Тем не менее мой диссер, по замечательным словам Любы, "в психушке у них не канал". Поэтому я поднимался со стула и послушно шел мыть полы, размышляя о лингвистической связи ленинградских и венецианских, скажем, каналов с новой разговорной лексикой моей взбунтовавшейся ироничной Рахили.
На пороге я чаще всего натыкался на того, кто подслушивал разговор в ординаторской, или даже на самого доктора Головачева. Вряд ли, конечно, он
опустился бы до прямого надзора за подчиненными, однако оставлять их надолго в уединении он не любил. Это было заметно.Пропуская его в ординаторскую, я кивал ему головой, а он каждый раз подмигивал мне, как будто между нами была какая-то тайна.
Впрочем, была. Только он о ней пока ничего не знал.
Его больше интересовала та ночь, когда Люба решила меня зарезать. Вернее, не меня, а того несчастного иудея, в которого, по ее смутным предположениям, я превратился, лежа в ее постели.
"Олоферн недорезанный" - было теперь мне имя.
Но она была не Юдифь. С этим бы я никогда не смог согласиться. Только Рахиль. Рахиль у колодца - и больше никто. И я отваливаю камень, чтобы она напоила своих овец. Никаких насильственных мероприятий со спящими бородатыми мужиками.
Или у Олоферна не было бороды?
"Расскажите о том, как это произошло".
И глаза такие внимательные-внимательные. Как будто завидует.
"Я уже вам рассказывал. Тысячу раз".
"Ну, положим, не тысячу... Вы часто преувеличиваете... У вас всегда была такая наклонность?"
"Я не сумасшедший. Можете не радоваться, доктор. Это просто гиперболизация. В литературе - обычный стилистический прием. Троп".
"Что, простите?"
"Троп. Но, в общем, не важно. Мне надо мыть полы. Отойдите, а то я вам халат забрызгаю. Будут пятна".
"И поцеловал Иаков Рахиль, и возвысил голос свой, и заплакал".
Мне, действительно, некогда было разговаривать с Головачевым. Он отвлекал меня от важных аналитических наблюдений. Теперь я старался мыть там, откуда было видно, как внук Ленина, пристроившись на самом краешке привинченного к полу табурета, летящим стремительным почерком исписывает невидимым карандашом одну за другой несуществующие страницы. Склонив над рукописью свой сократовский лоб, он время от времени энергично потирал его ладонью, потом вскакивал с места, пересекал раза два палату из угла в угол и снова возвращался к работе. Очевидно, готовил для своего деда выступление перед депутатами Балтфлота.
"Товарищи матросы! Загоним якоря наших железных линкоров в задницу контрреволюции! Дотянем мачты до неба! Выше, плотники, стропила! Гуще супчик, повара! То есть, разумеется, коки".
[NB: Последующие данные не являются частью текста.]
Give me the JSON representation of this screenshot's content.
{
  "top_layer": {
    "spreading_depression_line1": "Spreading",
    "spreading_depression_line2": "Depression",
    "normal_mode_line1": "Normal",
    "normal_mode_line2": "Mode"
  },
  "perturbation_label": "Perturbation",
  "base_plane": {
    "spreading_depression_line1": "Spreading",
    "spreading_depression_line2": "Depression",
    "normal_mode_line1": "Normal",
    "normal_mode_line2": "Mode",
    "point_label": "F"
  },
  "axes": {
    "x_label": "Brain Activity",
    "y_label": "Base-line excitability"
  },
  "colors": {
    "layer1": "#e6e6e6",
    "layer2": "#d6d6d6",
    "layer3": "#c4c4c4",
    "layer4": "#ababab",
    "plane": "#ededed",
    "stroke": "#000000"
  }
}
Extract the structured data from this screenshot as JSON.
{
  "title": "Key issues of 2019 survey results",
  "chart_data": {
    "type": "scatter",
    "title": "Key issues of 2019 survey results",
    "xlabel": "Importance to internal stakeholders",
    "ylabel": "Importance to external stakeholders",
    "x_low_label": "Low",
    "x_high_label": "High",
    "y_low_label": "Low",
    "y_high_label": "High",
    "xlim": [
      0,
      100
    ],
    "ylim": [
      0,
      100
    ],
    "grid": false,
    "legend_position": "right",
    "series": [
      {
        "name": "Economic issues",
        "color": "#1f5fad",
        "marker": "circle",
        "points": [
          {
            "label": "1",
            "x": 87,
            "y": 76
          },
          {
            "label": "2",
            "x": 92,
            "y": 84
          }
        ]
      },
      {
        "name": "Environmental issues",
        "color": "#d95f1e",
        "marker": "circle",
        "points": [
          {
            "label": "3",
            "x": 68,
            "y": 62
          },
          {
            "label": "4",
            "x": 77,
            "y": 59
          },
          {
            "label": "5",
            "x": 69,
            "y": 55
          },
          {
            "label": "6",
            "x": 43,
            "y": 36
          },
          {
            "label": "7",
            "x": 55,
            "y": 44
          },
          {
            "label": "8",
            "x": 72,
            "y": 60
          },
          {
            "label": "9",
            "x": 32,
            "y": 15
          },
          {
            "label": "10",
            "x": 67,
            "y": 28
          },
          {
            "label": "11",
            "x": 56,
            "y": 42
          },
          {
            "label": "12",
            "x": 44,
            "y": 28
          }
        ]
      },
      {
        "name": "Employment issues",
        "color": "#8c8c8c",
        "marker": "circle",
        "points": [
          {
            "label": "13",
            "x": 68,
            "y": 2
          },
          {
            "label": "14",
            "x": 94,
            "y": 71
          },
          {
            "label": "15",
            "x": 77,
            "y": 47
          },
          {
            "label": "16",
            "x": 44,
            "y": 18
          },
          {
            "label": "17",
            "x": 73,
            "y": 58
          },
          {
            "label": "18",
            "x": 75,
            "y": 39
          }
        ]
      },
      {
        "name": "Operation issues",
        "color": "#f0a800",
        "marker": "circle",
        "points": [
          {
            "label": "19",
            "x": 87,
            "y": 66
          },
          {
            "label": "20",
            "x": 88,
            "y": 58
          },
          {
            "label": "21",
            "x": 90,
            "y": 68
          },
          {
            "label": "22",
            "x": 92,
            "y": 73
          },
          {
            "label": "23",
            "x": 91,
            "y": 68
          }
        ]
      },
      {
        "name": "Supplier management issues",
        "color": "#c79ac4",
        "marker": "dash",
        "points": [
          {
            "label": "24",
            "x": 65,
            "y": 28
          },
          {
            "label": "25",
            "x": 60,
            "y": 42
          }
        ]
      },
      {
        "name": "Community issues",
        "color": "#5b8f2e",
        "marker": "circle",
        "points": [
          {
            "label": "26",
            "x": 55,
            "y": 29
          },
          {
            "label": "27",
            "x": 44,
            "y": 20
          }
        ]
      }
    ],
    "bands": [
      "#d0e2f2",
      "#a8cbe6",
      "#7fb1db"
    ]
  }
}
Впрочем, он практически не картавил. Это заметно лишало его обаяния, однако в конце концов он был ведь всего лишь внук.
Вот что оставалось совсем непонятным, так это - как ему раньше удавалось быть "Бобром". Ни футбольного, ни хоккейного начала в его приземистой расплывшейся фигуре с большим животом я так и не смог увидеть. Быть может, оно витало в воздухе где-то поблизости от него, и, когда оно требовалось, он мог запросто до него дотянуться, воспользоваться им по своему усмотрению. Но теперь эта радость оставила его, и он больше не вскакивал по ночам с кровати от рева трибун, грозя кулаком туда, откуда летело: "Бобра с поля!". Он больше не рвался к чужим воротам, не падал в чужой штрафной. Он успокоился и придумывал план вооруженного восстания.
То есть, разумеется, я не говорю, что я был таким уж спортивным болельщиком, раз знал о Боброве. Просто в то время невозможно было о нем не знать. В шестьдесят втором году, войдя практически в любой московский двор, ты рано или поздно должен был услышать крик: "Бобер дорвался!". И не обязательно кричали мальчишки. Пыль во дворах зачастую поднимали столбом вполне оформившиеся мужики. Некоторые с бородами, как командиры подводных лодок. Или как Олоферн.
Покрикивали зычно: "Бобер дорвался!" и "Дай мне!". Обе реплики означали одно и то же - неодобрение излишней индивидуальной игры. Излишнего эгоцентризма и порывистой гениальности. Если, конечно, гениальность бывает излишней.